Opel Corsa Driving Impression
CAPE TOWN – Buyers looking for a small hatchback are currently rather spoiled for choice. There’s the ubiquitous Volkswagen Polo, the dynamic Ford Fiesta and, for those who like to stand out, the stylish Mazda2. Of course, I’m sure you can think of a few more rivals from Japan and South Korea, but there's another forgotten option from Germany...
Yes, the Opel Corsa is often overlooked by buyers in South Africa. It isn’t a bad car by any means, yet it doesn’t enjoy the popularity the aforementioned rivals do in our market. So, when a special-edition Corsa dubbed the “120Y” made an appearance in our garage, I was keen to get behind the wheel in an attempt to work out why Corsa sales are sluggish when compared to its competitors.
Let’s start with the “120Y” bit. Launched to celebrate the German automaker producing cars for 120 years, the Corsa 120Y boasts a few subtle updates over the Enjoy counterpart on which it is based. A reverse camera, along with front and rear parking sensors, come as standard, as do a unique cloth interior, floor mats and door-sill strips.
Apart from that, the 120Y employs the same turbocharged 1,0-litre, three-cylinder petrol engine the majority of the range uses, producing 66 kW and 170 N.m. While that peak power figure may not sound like much, it’s the torque produced by this three-pot that makes it feel unburstable, peaking at a low 1 800 r/min. The six-speed gearbox needs stirring to get the most out of the engine, and while easy to operate, can feel a tad notchy at times. Interestingly enough, the engine was detuned from 85 kW to the current figure with the intention of improving fuel economy and Co2 figures. Despite this 19 kW deficit, the performance figures show the current model sprinted to 100 km/h in 12,70 seconds, just 1,23 seconds slower than the 85 kW Corsa tested in our May 2015 issue.
While that's by no means quick, it’s more than sufficient for daily driving. And, during the time I was behind the wheel, the Corsa sipped fuel modestly, averaging just 6,1 L/100 km, mainly in town and traffic driving.
At idle, there's a slight thrum, the only clue to the three cylinders living under the bonnet. Once up to speed, the engine is quiet. This should make for refined motorway travel, but the noise intrusion from the Corsa’s Continental EcoContact6 tyres is noticeable within the cabin at higher speeds. Thankfully, this isn’t the case with town driving.
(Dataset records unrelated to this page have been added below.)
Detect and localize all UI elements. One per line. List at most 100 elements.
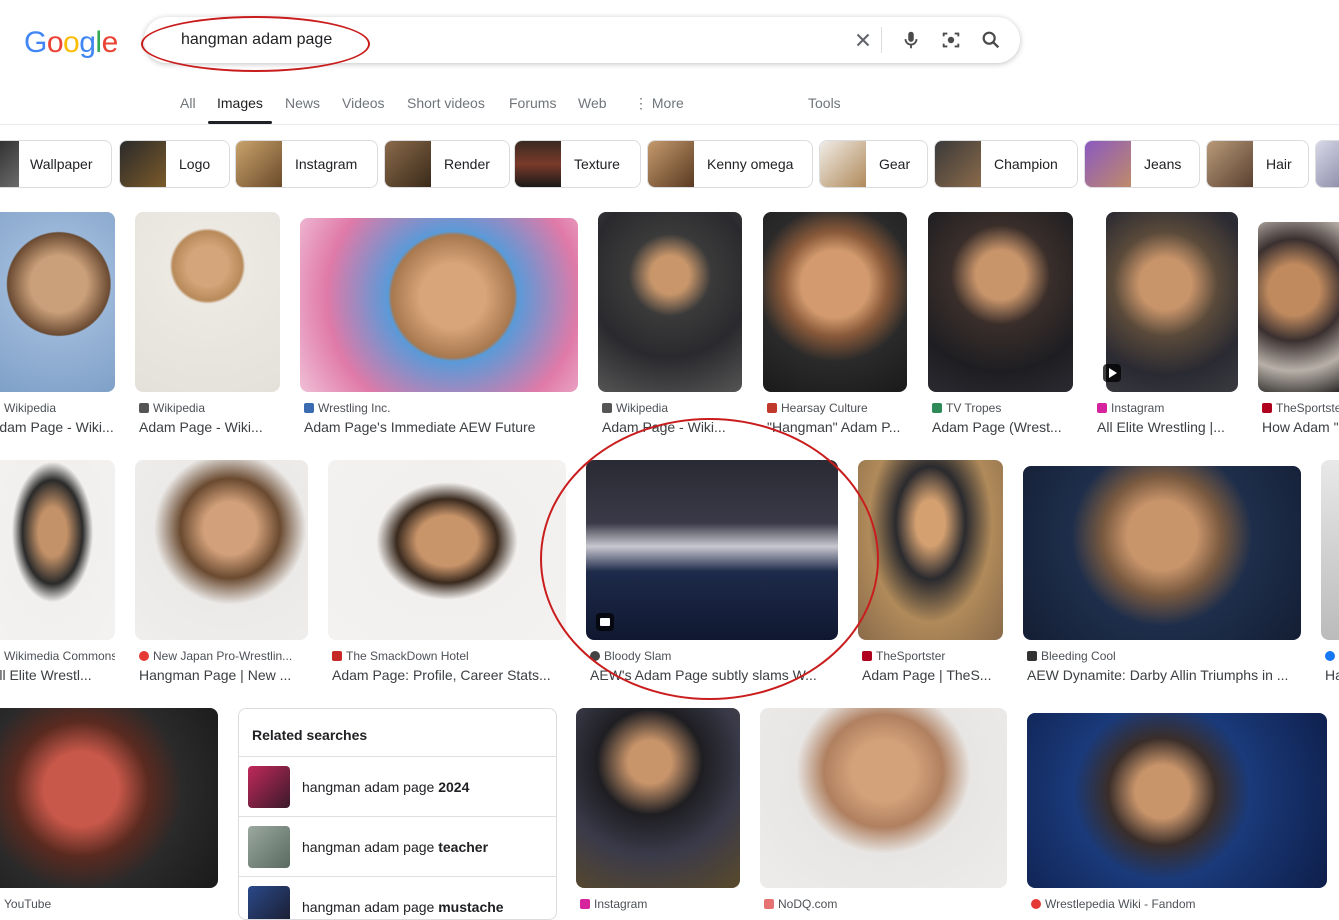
tab-short-videos[interactable]: Short videos [407,95,485,111]
image-result[interactable]: Bleeding Cool AEW Dynamite: Darby Allin … [1023,460,1301,690]
google-logo[interactable]: Google [24,26,118,60]
chip-hair[interactable]: Hair [1206,140,1309,188]
result-title: Adam Page (Wrest... [932,419,1062,435]
tab-images[interactable]: Images [217,95,263,111]
image-result[interactable]: Wikimedia Commons All Elite Wrestl... [0,460,115,690]
image-result[interactable]: Wikipedia Adam Page - Wiki... [598,212,742,442]
result-source-name: Wikipedia [153,401,206,415]
chip-kenny-omega[interactable]: Kenny omega [647,140,813,188]
close-icon[interactable] [852,29,874,51]
image-result[interactable]: NoDQ.com [760,708,1007,918]
image-result[interactable]: Instagram [576,708,740,918]
image-result[interactable]: The SmackDown Hotel Adam Page: Profile, … [328,460,566,690]
chip-label: Instagram [295,156,358,172]
related-search-prefix: hangman adam page [302,899,439,915]
tab-forums[interactable]: Forums [509,95,556,111]
chip-wallpaper[interactable]: Wallpaper [0,140,112,188]
result-title: Hangman Page | New ... [139,667,292,683]
result-image [0,460,115,640]
result-image [0,212,115,392]
chip-champion[interactable]: Champion [934,140,1078,188]
chip-thumbnail [1316,141,1339,187]
mic-icon[interactable] [900,29,922,51]
chip-label: Hair [1266,156,1292,172]
image-result[interactable]: Bloody Slam AEW's Adam Page subtly slams… [586,460,838,690]
image-result[interactable]: Hearsay Culture "Hangman" Adam P... [763,212,907,442]
chip-label: Champion [994,156,1058,172]
thesportster-icon [862,651,872,661]
chip-thumbnail [385,141,431,187]
related-search-bold: mustache [438,899,504,915]
chip-gear[interactable]: Gear [819,140,928,188]
logo-letter: o [46,26,64,59]
related-search-item[interactable]: hangman adam page mustache [239,876,556,919]
tab-all[interactable]: All [180,95,196,111]
camera-lens-icon[interactable] [940,29,962,51]
chip-render[interactable]: Render [384,140,510,188]
chip-partial[interactable] [1315,140,1339,188]
chip-jeans[interactable]: Jeans [1084,140,1200,188]
result-source-name: Wrestling Inc. [318,401,391,415]
result-title: Adam Page | TheS... [862,667,992,683]
search-box[interactable]: hangman adam page [144,17,1020,63]
result-source: TheSportster [1262,401,1339,415]
chip-texture[interactable]: Texture [514,140,641,188]
video-play-icon [1103,364,1121,382]
result-source-name: Bloody Slam [604,649,672,663]
chip-thumbnail [515,141,561,187]
image-result[interactable]: New Japan Pro-Wrestlin... Hangman Page |… [135,460,308,690]
result-image [858,460,1003,640]
tools-button[interactable]: Tools [808,95,841,111]
result-source: TheSportster [862,649,1002,663]
header-divider [0,124,1339,125]
related-search-text: hangman adam page mustache [302,899,504,915]
chip-thumbnail [236,141,282,187]
wikipedia-icon [139,403,149,413]
related-thumbnail [248,886,290,919]
image-result[interactable]: Wrestlepedia Wiki - Fandom [1027,708,1327,918]
image-result[interactable]: YouTube [0,708,218,918]
search-input[interactable]: hangman adam page [181,31,332,49]
image-result[interactable]: Ha [1321,460,1339,690]
result-image [300,218,578,392]
logo-letter: G [24,26,47,59]
result-image [1023,466,1301,640]
related-searches-panel: Related searches hangman adam page 2024 … [238,708,557,920]
tab-web[interactable]: Web [578,95,607,111]
result-title: All Elite Wrestl... [0,667,92,683]
image-result[interactable]: TV Tropes Adam Page (Wrest... [928,212,1073,442]
result-image [1027,713,1327,888]
result-source-name: Wikipedia [4,401,57,415]
chip-thumbnail [935,141,981,187]
image-result[interactable]: Wikipedia Adam Page - Wiki... [0,212,115,442]
chip-logo[interactable]: Logo [119,140,230,188]
result-source: New Japan Pro-Wrestlin... [139,649,307,663]
chip-instagram[interactable]: Instagram [235,140,378,188]
related-thumbnail [248,826,290,868]
tab-news[interactable]: News [285,95,320,111]
result-image [576,708,740,888]
result-source-name: TheSportster [876,649,946,663]
result-image [586,460,838,640]
image-result[interactable]: Instagram All Elite Wrestling |... [1093,212,1238,442]
search-icon[interactable] [980,29,1002,51]
image-result[interactable]: TheSportster Adam Page | TheS... [858,460,1003,690]
tab-more[interactable]: ⋮ More [634,95,684,112]
result-title: Ha [1325,667,1339,683]
chip-label: Render [444,156,490,172]
result-title: Adam Page: Profile, Career Stats... [332,667,551,683]
image-result[interactable]: Wikipedia Adam Page - Wiki... [135,212,280,442]
related-search-item[interactable]: hangman adam page teacher [239,816,556,877]
chip-label: Logo [179,156,211,172]
thesportster-icon [1262,403,1272,413]
logo-letter: o [63,26,80,59]
image-result[interactable]: Wrestling Inc. Adam Page's Immediate AEW… [300,212,578,442]
related-search-item[interactable]: hangman adam page 2024 [239,756,556,817]
tab-videos[interactable]: Videos [342,95,385,111]
wikipedia-icon [602,403,612,413]
result-source [1325,649,1339,663]
result-image [1321,460,1339,640]
image-result[interactable]: TheSportster How Adam " [1258,212,1339,442]
result-source: Wikipedia [0,401,115,415]
result-source-name: Bleeding Cool [1041,649,1116,663]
Despite the eco tyres, the Corsa grips purposefully through corners, inspiring confidence as it dances from left to right. This is aided by its quick (if a bit light) steering that reacts instantly. Despite the Corsa feeling fairly dynamic and even slightly sporty, it delivers a comfortable and supple ride, dismissing potholes in a way that other similarly sized rivals aren’t able to do.
However, the same cannot be said for the seats, especially the front ones. At 1,70 m tall, I don’t have particularly long legs, yet there is far too little thigh support for me, let alone the taller members on our team. The lower lumbar support is over-padded, which creates an awkward driving position. After 200 km of non-stop driving, lower back discomfort can be expected.
Indeed, the interior isn’t the Corsa’s strong suit. Compared with newer rivals like the VW Polo, the interior seems to lag behind a bit with regards to perceived quality. Some aesthetically pleasing granite-effect elements do, though, manage to lift the ambiance. Ergonomically, the trip computer could do with an upgrade; operated by buttons housed on the indicator stalk, simple tasks are made trickier due to the placement of the controls. A more conventional set-up with buttons on the steering wheel would be a better solution.
Where the Corsa does claw back a few points is with interior space. Rear passengers will enjoy ample leg-and-headroom. Don’t think this has impacted its load carrying abilities, though, as the Corsa 120Y is more than capable of accommodating the monthly shopping or two suitcases for a weekend away.
Another plus point is its generous equipment levels. On the safety front, the 120Y comes equipped with front and rear disc brakes, electronic stability control as well as driver, passenger, front seat and curtain airbags. A lack of electric rear windows appears to be the only glaring omission from the Corsa’s list of standard features, with air-conditioning, central locking and an adjustable steering wheel (with rake and reach) included in the price. Perhaps more importantly, the Corsa 120Y has a three-year/60 000 km service plan and a three-year/120 000 km warranty.
In summary, the Corsa 120Y is a competent package for someone looking for a well-specified hatchback in the R250 000 range. However, competent doesn’t really cut it these days, with really good examples such as the aforementioned Fiesta and Polo available for similar money. Still, there's good news for fans of Opel in the shape of the new-generation Corsa, which is expected in South Africa late in 2020. Perhaps the newcomer will give the established hatches a run for their money.